Receptor-mediated autophagic turnover of portions of the endoplasmic reticulum (ER) is mediated by macro-ER-phagy. We hypothesized macro-ER-phagy promotes proteotoxic stress resistance. We predicted lacking macro-ER-phagy receptors would exhibit enhanced sensitivity to hygromycin B, which reduces translational fidelity and is expected to globally disrupt protein homeostasis, including at the ER. We observed that loss of either of two yeast macro-ER-phagy receptors (Atg39p or Atg40p) compromised cellular resistance to hygromycin B to a similar extent as loss of ER-associated degradation (ERAD) ubiquitin ligases Hrd1p and Doa10p. Our data are consistent with a model whereby macro-ER-phagy and ERAD collaborate to mediate ER protein quality control. Disruptions of macro-ER-phagy have been linked to neuropathy, dementia, and cancer. A dampened capacity to mediate protein quality control may contribute to these conditions.

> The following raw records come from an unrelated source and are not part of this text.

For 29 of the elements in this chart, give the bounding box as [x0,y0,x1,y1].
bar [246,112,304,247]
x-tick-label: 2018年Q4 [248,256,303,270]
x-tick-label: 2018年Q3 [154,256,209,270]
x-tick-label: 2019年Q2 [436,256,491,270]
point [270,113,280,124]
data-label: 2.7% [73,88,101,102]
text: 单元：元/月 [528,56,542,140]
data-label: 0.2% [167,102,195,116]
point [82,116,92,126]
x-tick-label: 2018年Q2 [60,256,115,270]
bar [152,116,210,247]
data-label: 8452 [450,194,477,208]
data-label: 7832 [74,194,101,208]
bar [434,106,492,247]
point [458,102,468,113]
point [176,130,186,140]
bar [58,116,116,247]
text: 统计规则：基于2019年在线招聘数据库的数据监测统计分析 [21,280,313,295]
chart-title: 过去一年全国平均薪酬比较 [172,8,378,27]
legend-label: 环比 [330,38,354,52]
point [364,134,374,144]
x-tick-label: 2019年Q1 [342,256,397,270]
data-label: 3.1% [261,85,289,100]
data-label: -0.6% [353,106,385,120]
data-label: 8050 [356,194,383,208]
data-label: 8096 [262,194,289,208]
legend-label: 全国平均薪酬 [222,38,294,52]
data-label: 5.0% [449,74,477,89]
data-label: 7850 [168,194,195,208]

内质网(ER)部分的受体介导自噬周转由巨自噬性内质网自噬介导。我们假设巨自噬性内质网自噬可促进蛋白质毒性应激抗性。我们预测缺乏巨自噬性内质网自噬受体会对潮霉素B表现出增强的敏感性,潮霉素B会降低翻译保真度,并预期会全面破坏蛋白质稳态,包括在内质网处。我们观察到,两种酵母巨自噬性内质网自噬受体(Atg39p或Atg40p)中的任何一种缺失,都会使细胞对潮霉素B的抗性受损,其程度与内质网相关降解(ERAD)泛素连接酶Hrd1p和Doa10p缺失的情况相似。我们的数据与一种模型一致,即巨自噬性内质网自噬和ERAD协同介导内质网蛋白质质量控制。巨自噬性内质网自噬的破坏与神经病变、痴呆和癌症有关。介导蛋白质质量控制的能力减弱可能导致这些病症。